Well, except for the maiden part.

And also the muscles.

I probably could have used some warrior skills when I set off that July day that turned out to be only the beginning of my life's strangest chapter. All I owned in this world, once I’d gone a little crazy with grief and sold most everything we had, filled up the trunk and spilled into the back seat of the beat-up sedan she and I had shared. What I had left of Sister was a photograph and a tarnished Indian bracelet of Mama's that Sister treasured.

With my last paycheck from the store, my grubstake was six- hundred seven dollars and eighty-three cents, which the hospital collection agency would have dearly loved to snatch from me. But I had a mission, and I could not worry about the place that spit Sister out on the sidewalk and left her in the hands of the wrong person.

Namely, me.

The road, like a tongue-flicking serpent sidling up to Eve, called to me. Madame Eva said the stars were aligned, that Fate would lead me home.

Home could only mean Sister.

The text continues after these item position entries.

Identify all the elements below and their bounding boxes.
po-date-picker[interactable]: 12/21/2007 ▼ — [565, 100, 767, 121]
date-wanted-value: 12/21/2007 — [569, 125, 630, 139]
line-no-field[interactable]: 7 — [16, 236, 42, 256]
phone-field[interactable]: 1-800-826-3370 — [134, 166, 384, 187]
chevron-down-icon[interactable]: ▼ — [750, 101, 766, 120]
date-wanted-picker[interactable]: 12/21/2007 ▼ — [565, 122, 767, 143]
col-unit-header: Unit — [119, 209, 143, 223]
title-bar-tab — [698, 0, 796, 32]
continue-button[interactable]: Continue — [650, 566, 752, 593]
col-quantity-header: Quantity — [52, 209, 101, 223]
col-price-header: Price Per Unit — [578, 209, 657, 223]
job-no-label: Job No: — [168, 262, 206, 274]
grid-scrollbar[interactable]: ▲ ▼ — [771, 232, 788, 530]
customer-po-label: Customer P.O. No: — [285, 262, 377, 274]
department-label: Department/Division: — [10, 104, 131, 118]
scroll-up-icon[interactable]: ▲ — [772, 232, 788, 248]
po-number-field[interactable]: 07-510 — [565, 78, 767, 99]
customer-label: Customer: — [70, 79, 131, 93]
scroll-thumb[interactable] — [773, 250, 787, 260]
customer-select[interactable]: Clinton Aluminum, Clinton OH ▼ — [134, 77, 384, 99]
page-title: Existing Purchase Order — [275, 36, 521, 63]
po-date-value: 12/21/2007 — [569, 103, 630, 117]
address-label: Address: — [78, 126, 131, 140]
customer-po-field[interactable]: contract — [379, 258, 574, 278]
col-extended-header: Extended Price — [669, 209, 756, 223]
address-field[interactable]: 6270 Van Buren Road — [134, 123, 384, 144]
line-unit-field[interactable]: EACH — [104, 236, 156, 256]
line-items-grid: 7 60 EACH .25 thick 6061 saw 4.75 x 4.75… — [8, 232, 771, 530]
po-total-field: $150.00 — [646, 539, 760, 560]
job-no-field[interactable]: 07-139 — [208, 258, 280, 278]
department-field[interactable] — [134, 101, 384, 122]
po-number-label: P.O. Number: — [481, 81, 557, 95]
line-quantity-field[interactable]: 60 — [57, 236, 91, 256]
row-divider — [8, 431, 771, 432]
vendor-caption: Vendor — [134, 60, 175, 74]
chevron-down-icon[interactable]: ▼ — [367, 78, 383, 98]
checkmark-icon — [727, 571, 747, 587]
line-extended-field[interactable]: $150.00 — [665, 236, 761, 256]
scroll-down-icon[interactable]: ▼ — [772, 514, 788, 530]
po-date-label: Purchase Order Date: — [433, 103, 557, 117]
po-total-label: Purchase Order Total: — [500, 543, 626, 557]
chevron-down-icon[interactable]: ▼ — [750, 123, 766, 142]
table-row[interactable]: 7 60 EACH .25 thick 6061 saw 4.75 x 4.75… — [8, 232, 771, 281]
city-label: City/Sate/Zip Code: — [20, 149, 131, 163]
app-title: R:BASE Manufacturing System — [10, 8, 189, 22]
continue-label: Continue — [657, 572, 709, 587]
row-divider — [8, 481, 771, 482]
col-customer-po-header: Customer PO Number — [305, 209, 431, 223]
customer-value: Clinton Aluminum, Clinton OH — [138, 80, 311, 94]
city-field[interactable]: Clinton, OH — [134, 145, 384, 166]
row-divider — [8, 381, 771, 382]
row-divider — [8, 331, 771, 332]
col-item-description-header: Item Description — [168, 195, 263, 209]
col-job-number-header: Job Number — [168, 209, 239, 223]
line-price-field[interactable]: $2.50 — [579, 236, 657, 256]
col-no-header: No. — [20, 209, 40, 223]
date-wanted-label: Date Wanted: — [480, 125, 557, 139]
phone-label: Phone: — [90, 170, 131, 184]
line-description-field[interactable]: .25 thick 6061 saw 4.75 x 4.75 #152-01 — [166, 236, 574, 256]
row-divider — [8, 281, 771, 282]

All I could hope was that my hearing was good enough, even after all the loud rock and roll she and I used to dance to. I was desperate to hear when Fate would whisper to me There she is, there's her new body.

When I found her, as I hoped so hard I could, would she remember me, I wondered, or would I need to introduce myself? Would she give me a chance to talk or just turn tail and run from me? Or what if she was a man this time? Boy, that would be rich, given that the women of my family had, at best, an uneasy relationship with the male of the species.

Stop it now, Pea, she would say if she were here right now. My real name is Eudora O’Brien, but Pea is for Sweetpea, the name she gave me when I was a baby. You are frettin' again.

Like one of us didn't need to. I was good at it, and I never liked to get out of practice.

The steering wheel about fried my hands when I grabbed it, but I held on. Started the engine and backed out of the stained driveway. I was a little scared to leave, but I had to.

I propped Sister's picture—one where she looked young and carefree in a way I'd never seen her—in the ashtray, and I pointed the car northwest. I decided I had best be alert; no telling where I might find Sister along the way. There were a lot of unanswered questions, I admit. Still, despite the heat of the day and the ache in my heart, I felt hopeful, for a change.

Hold on, Sister, I thought as I steered away. I'm gonna find you, and when I do, I pinky-promise I will not let you down, not ever again.